Family Matters
Family Matters
A new report commissioned by ABFE that directly challenges commonly held perceptions of the “the Black family.”
The report examines three issues that have a substantial impact on Black families and Black communities -- foster care, fatherhood and identity development.
“Family Matters is a must read for not only grantmakers but for policymakers and family and child advocates alike,” said Susan Taylor Batten, ABFE’s President and CEO. “The investment strategies and recommendations outlined in this report offer important lessons and advice for those of us concerned with the well-being of Black families."
In the report, Dr. David Sanders, Executive Vice President for System Improvement at Seattle-based Casey Family Programs offers an analysis of the challenges facing children in the child welfare system, and recommends that “philanthropy draw a web of support and services around our most vulnerable families to help them address crisis and stressors that, if left unattended, can overwhelm and put them at risk of having their children taken away.”

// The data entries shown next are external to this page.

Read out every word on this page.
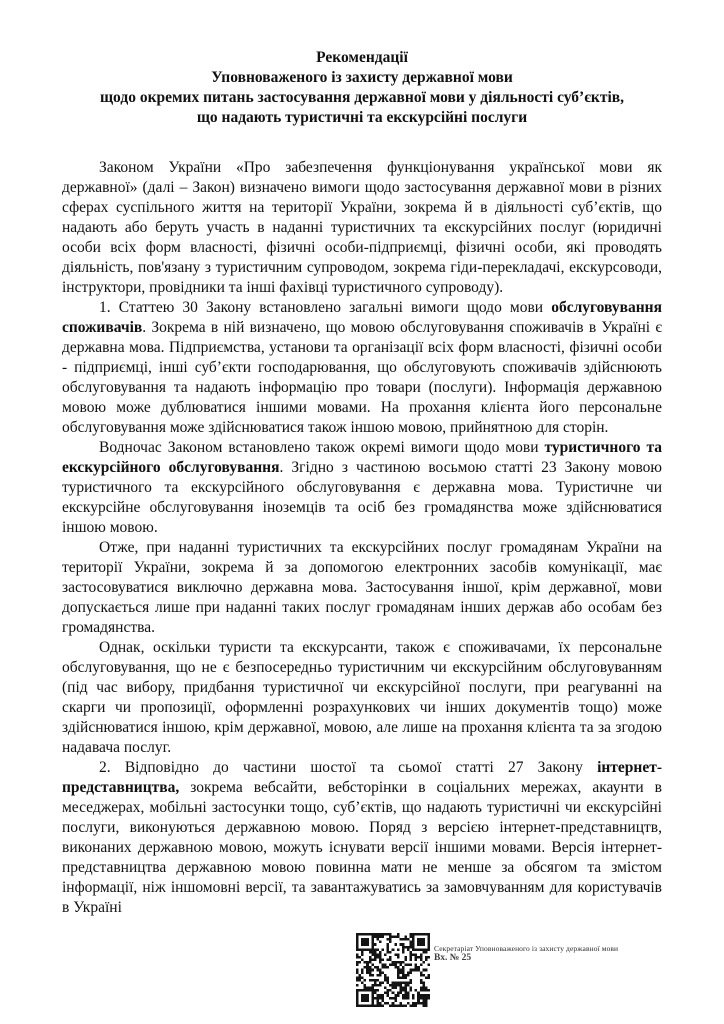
Рекомендації
Уповноваженого із захисту державної мови
щодо окремих питань застосування державної мови у діяльності суб’єктів,
що надають туристичні та екскурсійні послуги

Законом України «Про забезпечення функціонування української мови як державної» (далі – Закон) визначено вимоги щодо застосування державної мови в різних сферах суспільного життя на території України, зокрема й в діяльності суб’єктів, що надають або беруть участь в наданні туристичних та екскурсійних послуг (юридичні особи всіх форм власності, фізичні особи-підприємці, фізичні особи, які проводять діяльність, пов'язану з туристичним супроводом, зокрема гіди-перекладачі, екскурсоводи, інструктори, провідники та інші фахівці туристичного супроводу).

1. Статтею 30 Закону встановлено загальні вимоги щодо мови обслуговування споживачів. Зокрема в ній визначено, що мовою обслуговування споживачів в Україні є державна мова. Підприємства, установи та організації всіх форм власності, фізичні особи - підприємці, інші суб’єкти господарювання, що обслуговують споживачів здійснюють обслуговування та надають інформацію про товари (послуги). Інформація державною мовою може дублюватися іншими мовами. На прохання клієнта його персональне обслуговування може здійснюватися також іншою мовою, прийнятною для сторін.

Водночас Законом встановлено також окремі вимоги щодо мови туристичного та екскурсійного обслуговування. Згідно з частиною восьмою статті 23 Закону мовою туристичного та екскурсійного обслуговування є державна мова. Туристичне чи екскурсійне обслуговування іноземців та осіб без громадянства може здійснюватися іншою мовою.

Отже, при наданні туристичних та екскурсійних послуг громадянам України на території України, зокрема й за допомогою електронних засобів комунікації, має застосовуватися виключно державна мова. Застосування іншої, крім державної, мови допускається лише при наданні таких послуг громадянам інших держав або особам без громадянства.

Однак, оскільки туристи та екскурсанти, також є споживачами, їх персональне обслуговування, що не є безпосередньо туристичним чи екскурсійним обслуговуванням (під час вибору, придбання туристичної чи екскурсійної послуги, при реагуванні на скарги чи пропозиції, оформленні розрахункових чи інших документів тощо) може здійснюватися іншою, крім державної, мовою, але лише на прохання клієнта та за згодою надавача послуг.

2. Відповідно до частини шостої та сьомої статті 27 Закону інтернет-представництва, зокрема вебсайти, вебсторінки в соціальних мережах, акаунти в меседжерах, мобільні застосунки тощо, суб’єктів, що надають туристичні чи екскурсійні послуги, виконуються державною мовою. Поряд з версією інтернет-представництв, виконаних державною мовою, можуть існувати версії іншими мовами. Версія інтернет-представництва державною мовою повинна мати не менше за обсягом та змістом інформації, ніж іншомовні версії, та завантажуватись за замовчуванням для користувачів в Україні

Секретаріат Уповноваженого із захисту державної мови
Вх. № 25
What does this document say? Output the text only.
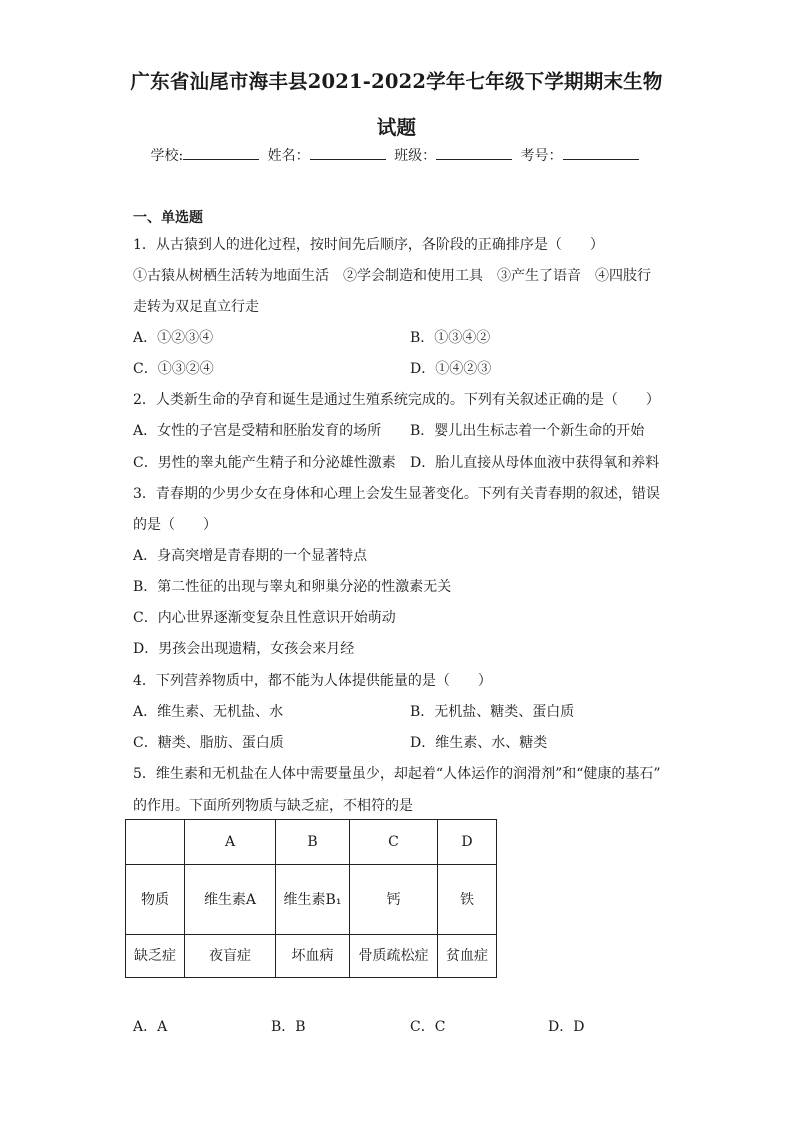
广东省汕尾市海丰县2021-2022学年七年级下学期期末生物
试题
学校:	姓名：	班级：	考号：
一、单选题
1．从古猿到人的进化过程，按时间先后顺序，各阶段的正确排序是（　　）
①古猿从树栖生活转为地面生活　②学会制造和使用工具　③产生了语音　④四肢行
走转为双足直立行走
A．①②③④	B．①③④②
C．①③②④	D．①④②③
2．人类新生命的孕育和诞生是通过生殖系统完成的。下列有关叙述正确的是（　　）
A．女性的子宫是受精和胚胎发育的场所 B．婴儿出生标志着一个新生命的开始
C．男性的睾丸能产生精子和分泌雄性激素 D．胎儿直接从母体血液中获得氧和养料
3．青春期的少男少女在身体和心理上会发生显著变化。下列有关青春期的叙述，错误
的是（　　）
A．身高突增是青春期的一个显著特点
B．第二性征的出现与睾丸和卵巢分泌的性激素无关
C．内心世界逐渐变复杂且性意识开始萌动
D．男孩会出现遗精，女孩会来月经
4．下列营养物质中，都不能为人体提供能量的是（　　）
A．维生素、无机盐、水	B．无机盐、糖类、蛋白质
C．糖类、脂肪、蛋白质	D．维生素、水、糖类
5．维生素和无机盐在人体中需要量虽少，却起着“人体运作的润滑剂”和“健康的基石”
的作用。下面所列物质与缺乏症，不相符的是
	A	B	C	D
物质	维生素A	维生素B₁	钙	铁
缺乏症	夜盲症	坏血病	骨质疏松症	贫血症
A．A	B．B	C．C	D．D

Family Matters underscores several findings for how philanthropy and the public sector can improve supports to fathers including:
1. Funding research efforts and piloting more innovative program development that goes to the intricacies of today’s families, and their different shapes and sizes; and
2. Embedding employment supports in current and future program offerings, because low-income fathers often cannot financially contribute, which encourages father-absence.
Lastly, Family Matters explores how notions of gender, masculinity and sexual identity in Black communities interact with normative notions of family, and how that interplay is relevant to funders seeking to strengthen Black communities. The authors examine recent pioneering work in anti-homophobic and anti-patriarchal forms of masculinity and articulate new models of manhood that attempt to bridge youth culture and the insights contributed by LGBT and feminist scholarship.
Alvin Starks, Philanthropic Strategist and Advisor and former Senior Program Officer at Arcus Foundation, elaborates on the need to expand on our society’s narrow conceptions of family, particularly in Black communities. “When we think about family constructions we also need to think about what we usually call community. Often, when people think about family they go into the mother-father-child discussion, which eliminates the overwhelming majority of Black people,” said Mr. Starks.
Family Matters concludes with sobering statistical data on philanthropy’s underinvestment in Black-led institutions, and the way in which it undermines the efforts on behalf of Black families and Black institutions highlighted in the report.